Die PDS-Führung weiß um den Phantomcharakter dieser Debatte, aber darüber reden möchte sie natürlich nicht. Darin besteht ja das eigentliche Kalkül ihres Vorstoßes: Die PDS soll im Duell zwischen Schröder und Stoiber als ein realer Machtfaktor erscheinen. Alles über diesen Schein hinaus erklärt sie zum Problem der SPD. Die müsse sich jetzt bewegen.

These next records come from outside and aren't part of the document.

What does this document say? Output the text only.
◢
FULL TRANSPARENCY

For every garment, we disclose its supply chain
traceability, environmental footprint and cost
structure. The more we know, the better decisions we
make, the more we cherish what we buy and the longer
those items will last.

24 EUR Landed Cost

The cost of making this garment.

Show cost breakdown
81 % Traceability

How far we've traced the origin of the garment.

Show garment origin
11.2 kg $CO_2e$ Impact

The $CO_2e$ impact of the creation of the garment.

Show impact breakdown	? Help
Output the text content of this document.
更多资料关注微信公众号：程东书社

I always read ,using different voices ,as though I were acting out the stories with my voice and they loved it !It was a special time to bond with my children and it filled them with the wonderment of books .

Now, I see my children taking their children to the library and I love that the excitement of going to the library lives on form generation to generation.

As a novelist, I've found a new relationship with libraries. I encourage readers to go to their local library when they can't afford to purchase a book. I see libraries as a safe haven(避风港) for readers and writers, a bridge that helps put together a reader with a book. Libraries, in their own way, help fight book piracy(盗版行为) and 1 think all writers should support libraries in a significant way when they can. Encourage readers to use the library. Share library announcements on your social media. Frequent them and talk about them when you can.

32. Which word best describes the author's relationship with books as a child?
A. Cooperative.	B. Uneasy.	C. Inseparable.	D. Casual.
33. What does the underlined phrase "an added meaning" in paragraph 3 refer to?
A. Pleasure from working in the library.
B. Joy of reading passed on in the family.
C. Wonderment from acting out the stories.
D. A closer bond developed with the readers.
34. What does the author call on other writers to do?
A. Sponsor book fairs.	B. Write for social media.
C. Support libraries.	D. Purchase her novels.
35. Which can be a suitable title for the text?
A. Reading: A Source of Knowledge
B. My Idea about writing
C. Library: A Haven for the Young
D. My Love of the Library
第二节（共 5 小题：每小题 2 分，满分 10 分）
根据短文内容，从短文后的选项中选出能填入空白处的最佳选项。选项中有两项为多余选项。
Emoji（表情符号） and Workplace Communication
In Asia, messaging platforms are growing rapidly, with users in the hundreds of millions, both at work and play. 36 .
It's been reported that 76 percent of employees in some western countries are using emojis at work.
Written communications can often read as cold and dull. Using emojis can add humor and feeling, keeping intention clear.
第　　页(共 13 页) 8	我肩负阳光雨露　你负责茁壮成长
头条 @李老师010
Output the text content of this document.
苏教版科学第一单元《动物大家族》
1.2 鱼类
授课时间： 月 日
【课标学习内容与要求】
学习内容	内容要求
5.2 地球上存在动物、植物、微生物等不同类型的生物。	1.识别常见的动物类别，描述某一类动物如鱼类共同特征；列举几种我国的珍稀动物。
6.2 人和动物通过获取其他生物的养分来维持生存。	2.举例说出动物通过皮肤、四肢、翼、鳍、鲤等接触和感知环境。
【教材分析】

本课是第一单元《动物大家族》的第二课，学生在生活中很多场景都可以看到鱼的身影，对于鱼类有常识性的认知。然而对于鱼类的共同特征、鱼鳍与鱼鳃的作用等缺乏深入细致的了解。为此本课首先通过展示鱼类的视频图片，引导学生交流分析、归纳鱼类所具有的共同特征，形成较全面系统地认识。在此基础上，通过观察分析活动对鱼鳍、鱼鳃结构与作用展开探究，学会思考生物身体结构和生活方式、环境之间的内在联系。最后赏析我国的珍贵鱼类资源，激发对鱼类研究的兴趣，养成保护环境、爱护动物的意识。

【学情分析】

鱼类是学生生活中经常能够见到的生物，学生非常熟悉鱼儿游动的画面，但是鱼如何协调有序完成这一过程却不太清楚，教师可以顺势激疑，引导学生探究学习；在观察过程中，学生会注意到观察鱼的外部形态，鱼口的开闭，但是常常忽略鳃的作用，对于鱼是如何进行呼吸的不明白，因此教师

Um dem Kanzler für den Ernstfall ein kleines Hintertürchen offen zu halten, hat die PDS ihre Bedingungen für eine Schröder-Wahl bewusst allgemein gehalten: ein Nein zum Irak-Krieg, keine Zwangsprivatisierung der sozialen Sicherungssysteme, mehr soziale Gerechtigkeit, Zusammenwachsen von Ost und West.

Dahinter steckt der eigentliche Kern des Problems: Das kühne Angebot der PDS ist zuallererst aus der Not geboren. Der Rücktritt von Gregor Gysi als Berliner Wirtschaftssenator hatte die Partei in größere Verzweiflung gestürzt, als sie offiziell zugeben mochte. Zu diesem Stimmungstief passten die aktuellen Umfragen. Erstmals seit Monaten sank die PDS bundesweit wieder unter die Fünfprozentmarke, in Berlin brach sie sogar regelrecht ein. Hektisch suchte die PDS-Spitze nach einem Ausweg aus dieser Defensive und fand sie in dem vage gehaltenen Schröder-Deal.

In der Parteiführung war um diesen Kurswechsel schon monatelang gerungen worden. Vor allem der starke Bundesgeschäftsführer Dietmar Bartsch hatte immer befürchtet, bei der bisher festgelegten klaren Oppositionsstrategie würde die PDS im Duell zwischen Schröder und Stoiber untergehen. Parteichefin Gabi Zimmer hingegen hatte noch Ende Mai erklärt: „Es ist nicht Aufgabe der PDS, Schröder zu retten.“ Entgegen kam Bartsch jetzt nicht nur die nackte Angst in der eigenen Partei, sondern auch Schröders Ablehnung eines Irak-Krieges und dessen Wiederentdeckung der sozialdemokratischen Seele.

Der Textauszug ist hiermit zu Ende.